One million Somalis have been forced from their homes by the latest bloodshed -- their situation is worsened by banditry, drought, high food and fuel prices and inflation.

The latest aid worker victim was an employee of a trucking company working for WFP who was killed on Sunday by militiamen manning a checkpoint near the southern town of Buale.

That was the fifth such murder this year of WFP-contracted transport workers.

Four foreign aid workers -- two Italians, a Kenyan and a Briton -- are being held hostage in the Horn of Africa nation.

DEATH THREATS

But it is the recent assassinations of senior local aid officials, combined with the appearance of threatening leaflets, that have made people even more afraid.

On Friday, men armed with pistols shot dead the deputy head of a German charity and another local man working for a WFP partner group. A week earlier, gunmen had killed the local head of the U.N. Development Programme (UNDP) in a similar attack.

Hundreds of displaced Somali women and children protested outside their squalid camps near Mogadishu against the attacks, fearing they will worsen their already dire plight.

"Those killing aid workers are indirectly exterminating us," protester Asha Abdullahi told Reuters. "We have not seen any aid workers since yesterday. Our water reservoirs are almost empty. We fear dying of thirst and hunger."

Suspicion for the killings and kidnappings usually falls on the al-Shabaab, Islamist rebels waging an Iraq-style insurgency against the government and its Ethiopian allies.

But there is confusion over the identities of those behind the recent murders.

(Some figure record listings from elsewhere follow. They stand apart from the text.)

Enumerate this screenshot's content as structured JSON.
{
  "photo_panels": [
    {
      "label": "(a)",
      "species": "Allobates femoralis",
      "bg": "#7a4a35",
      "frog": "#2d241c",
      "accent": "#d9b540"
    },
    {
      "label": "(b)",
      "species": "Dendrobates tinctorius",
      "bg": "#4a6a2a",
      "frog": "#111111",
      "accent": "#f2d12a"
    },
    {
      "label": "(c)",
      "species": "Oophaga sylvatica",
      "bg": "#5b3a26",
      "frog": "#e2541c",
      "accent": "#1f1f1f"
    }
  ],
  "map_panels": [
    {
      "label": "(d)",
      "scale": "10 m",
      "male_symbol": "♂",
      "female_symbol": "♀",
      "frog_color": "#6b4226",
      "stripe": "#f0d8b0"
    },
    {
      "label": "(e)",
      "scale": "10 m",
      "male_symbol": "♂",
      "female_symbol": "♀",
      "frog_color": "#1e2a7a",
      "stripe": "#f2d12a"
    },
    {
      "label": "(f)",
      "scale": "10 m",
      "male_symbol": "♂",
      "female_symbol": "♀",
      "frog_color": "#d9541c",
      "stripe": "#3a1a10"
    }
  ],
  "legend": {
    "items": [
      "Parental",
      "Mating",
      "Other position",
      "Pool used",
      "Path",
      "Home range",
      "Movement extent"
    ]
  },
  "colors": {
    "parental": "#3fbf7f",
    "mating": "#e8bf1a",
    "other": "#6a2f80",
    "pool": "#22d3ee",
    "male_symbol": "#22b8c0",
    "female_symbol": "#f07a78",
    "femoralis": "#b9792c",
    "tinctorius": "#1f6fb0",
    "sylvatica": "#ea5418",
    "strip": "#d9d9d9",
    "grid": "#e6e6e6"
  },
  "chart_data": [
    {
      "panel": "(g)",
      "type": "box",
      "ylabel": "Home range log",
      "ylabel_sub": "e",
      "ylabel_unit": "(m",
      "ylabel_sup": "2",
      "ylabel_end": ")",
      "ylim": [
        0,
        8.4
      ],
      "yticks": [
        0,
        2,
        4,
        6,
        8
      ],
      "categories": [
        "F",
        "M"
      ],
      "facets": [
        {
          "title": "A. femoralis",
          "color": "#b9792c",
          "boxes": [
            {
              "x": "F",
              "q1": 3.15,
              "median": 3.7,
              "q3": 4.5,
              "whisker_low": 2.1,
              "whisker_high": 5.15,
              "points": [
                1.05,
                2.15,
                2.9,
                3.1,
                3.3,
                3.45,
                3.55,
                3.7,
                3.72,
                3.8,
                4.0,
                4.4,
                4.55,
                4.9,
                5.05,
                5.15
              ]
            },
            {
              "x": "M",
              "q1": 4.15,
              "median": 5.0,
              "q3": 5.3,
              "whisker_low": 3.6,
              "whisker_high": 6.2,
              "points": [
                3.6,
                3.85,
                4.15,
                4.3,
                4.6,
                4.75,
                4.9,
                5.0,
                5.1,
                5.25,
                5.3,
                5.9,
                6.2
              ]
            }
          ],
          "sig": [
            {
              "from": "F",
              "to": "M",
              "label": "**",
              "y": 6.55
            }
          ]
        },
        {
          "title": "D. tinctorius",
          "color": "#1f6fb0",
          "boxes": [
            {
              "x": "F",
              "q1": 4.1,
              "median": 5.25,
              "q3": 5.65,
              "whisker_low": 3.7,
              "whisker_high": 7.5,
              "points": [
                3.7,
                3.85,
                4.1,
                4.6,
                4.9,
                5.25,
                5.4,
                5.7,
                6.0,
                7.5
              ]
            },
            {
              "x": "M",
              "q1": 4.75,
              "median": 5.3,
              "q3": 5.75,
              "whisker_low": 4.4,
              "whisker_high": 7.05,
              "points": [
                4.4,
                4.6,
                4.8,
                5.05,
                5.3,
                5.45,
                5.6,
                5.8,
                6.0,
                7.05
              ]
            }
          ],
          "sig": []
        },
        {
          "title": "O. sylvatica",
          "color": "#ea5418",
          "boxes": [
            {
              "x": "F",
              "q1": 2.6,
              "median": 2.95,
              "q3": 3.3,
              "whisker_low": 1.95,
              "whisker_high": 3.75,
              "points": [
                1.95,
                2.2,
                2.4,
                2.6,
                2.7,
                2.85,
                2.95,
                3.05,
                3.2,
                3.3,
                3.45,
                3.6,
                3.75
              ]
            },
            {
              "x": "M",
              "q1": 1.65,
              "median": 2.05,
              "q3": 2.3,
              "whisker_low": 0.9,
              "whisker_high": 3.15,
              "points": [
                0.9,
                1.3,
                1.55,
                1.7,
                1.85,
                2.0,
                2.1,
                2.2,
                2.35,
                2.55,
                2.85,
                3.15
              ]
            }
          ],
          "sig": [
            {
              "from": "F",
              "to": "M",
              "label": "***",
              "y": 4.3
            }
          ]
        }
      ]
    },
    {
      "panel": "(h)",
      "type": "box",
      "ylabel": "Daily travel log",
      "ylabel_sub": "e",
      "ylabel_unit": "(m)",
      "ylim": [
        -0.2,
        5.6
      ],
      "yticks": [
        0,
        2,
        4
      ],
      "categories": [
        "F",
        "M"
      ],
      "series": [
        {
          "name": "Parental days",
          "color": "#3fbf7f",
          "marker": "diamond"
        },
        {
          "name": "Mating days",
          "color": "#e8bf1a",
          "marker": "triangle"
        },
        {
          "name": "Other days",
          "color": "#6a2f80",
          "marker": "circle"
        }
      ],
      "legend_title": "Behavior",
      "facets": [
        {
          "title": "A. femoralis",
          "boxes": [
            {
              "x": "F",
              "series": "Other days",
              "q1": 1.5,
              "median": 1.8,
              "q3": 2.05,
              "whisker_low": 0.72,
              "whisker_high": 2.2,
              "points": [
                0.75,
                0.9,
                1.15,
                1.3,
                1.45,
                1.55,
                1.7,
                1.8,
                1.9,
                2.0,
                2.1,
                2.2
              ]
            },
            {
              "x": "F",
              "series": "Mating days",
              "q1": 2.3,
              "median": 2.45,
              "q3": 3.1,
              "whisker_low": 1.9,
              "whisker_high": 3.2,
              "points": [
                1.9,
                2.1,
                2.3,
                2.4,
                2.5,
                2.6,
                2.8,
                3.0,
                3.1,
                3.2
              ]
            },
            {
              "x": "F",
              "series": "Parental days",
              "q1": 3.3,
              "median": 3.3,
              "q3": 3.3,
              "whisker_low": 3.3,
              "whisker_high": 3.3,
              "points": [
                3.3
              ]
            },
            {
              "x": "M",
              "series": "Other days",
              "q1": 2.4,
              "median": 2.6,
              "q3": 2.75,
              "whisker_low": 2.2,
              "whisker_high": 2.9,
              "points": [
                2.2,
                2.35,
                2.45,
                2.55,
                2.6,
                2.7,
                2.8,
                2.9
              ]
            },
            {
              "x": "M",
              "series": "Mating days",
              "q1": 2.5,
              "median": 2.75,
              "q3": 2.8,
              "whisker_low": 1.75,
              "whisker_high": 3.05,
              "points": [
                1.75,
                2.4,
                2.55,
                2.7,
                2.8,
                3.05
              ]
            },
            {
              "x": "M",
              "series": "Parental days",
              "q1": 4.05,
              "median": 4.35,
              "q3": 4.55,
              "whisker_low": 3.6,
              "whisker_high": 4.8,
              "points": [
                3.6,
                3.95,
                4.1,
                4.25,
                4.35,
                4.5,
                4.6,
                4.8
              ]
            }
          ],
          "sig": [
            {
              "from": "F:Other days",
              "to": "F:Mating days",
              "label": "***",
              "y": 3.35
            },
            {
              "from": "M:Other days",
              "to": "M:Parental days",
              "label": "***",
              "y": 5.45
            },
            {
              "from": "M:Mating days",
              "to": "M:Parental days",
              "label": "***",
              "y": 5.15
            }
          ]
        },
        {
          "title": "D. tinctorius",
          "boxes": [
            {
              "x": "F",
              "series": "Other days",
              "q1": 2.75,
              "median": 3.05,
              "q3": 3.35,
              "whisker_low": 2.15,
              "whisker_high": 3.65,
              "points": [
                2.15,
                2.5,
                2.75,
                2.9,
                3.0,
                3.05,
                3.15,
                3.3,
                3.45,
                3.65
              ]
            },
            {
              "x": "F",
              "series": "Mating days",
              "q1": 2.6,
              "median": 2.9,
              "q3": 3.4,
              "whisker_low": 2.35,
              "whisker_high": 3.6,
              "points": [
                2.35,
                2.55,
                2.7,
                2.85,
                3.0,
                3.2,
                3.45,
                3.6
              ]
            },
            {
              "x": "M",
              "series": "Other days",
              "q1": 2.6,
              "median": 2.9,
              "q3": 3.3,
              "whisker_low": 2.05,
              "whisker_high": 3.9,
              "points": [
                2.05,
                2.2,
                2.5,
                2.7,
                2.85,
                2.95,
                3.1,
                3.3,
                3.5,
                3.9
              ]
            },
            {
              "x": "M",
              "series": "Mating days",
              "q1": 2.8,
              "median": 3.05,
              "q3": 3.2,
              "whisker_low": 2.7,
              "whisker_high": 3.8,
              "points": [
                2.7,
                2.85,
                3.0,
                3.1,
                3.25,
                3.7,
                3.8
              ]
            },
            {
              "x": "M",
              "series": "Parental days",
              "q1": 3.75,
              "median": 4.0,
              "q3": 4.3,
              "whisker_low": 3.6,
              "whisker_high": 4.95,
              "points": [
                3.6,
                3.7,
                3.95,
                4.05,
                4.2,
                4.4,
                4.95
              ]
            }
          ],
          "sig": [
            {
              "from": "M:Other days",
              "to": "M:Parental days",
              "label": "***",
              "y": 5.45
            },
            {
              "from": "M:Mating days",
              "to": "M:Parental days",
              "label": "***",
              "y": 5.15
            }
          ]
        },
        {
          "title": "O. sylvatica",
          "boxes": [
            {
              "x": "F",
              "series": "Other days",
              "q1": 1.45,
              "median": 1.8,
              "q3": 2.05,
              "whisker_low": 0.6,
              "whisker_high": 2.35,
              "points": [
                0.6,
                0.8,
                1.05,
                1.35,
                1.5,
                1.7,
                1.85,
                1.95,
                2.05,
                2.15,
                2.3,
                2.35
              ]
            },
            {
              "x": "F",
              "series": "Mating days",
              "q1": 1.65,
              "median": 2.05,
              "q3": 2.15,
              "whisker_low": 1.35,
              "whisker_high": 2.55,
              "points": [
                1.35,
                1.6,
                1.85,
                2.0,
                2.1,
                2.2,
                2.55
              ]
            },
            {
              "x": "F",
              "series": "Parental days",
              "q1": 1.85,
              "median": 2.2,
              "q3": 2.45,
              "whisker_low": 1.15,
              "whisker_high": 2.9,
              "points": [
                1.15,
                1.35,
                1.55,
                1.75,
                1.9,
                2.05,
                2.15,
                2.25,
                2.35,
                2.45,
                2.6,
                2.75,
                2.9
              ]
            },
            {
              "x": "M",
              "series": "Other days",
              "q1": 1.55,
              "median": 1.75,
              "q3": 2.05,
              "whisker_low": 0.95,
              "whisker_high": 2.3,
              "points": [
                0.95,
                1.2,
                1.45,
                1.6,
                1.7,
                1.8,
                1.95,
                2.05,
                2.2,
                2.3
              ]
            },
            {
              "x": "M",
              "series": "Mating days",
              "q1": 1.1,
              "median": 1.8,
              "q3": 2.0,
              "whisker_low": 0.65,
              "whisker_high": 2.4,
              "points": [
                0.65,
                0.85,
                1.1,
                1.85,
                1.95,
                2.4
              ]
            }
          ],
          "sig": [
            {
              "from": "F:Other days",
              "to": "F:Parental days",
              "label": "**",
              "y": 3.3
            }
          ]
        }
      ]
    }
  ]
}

Leaflets circulated in the Shibis area of the capital last week threatened local aid workers with death if they did not publicly resign from the jobs.

Although supposedly from an insurgent group, they used no Islamist phrases.

The Islamists have accused government hardliners of ordering the latest killings to spur the international community into sending a robust peacekeeping force to help it stay in power.

Somali officials deny that.

Last month, an al Qaeda leader issued a video on the Internet urging Somalia's insurgents to fight on.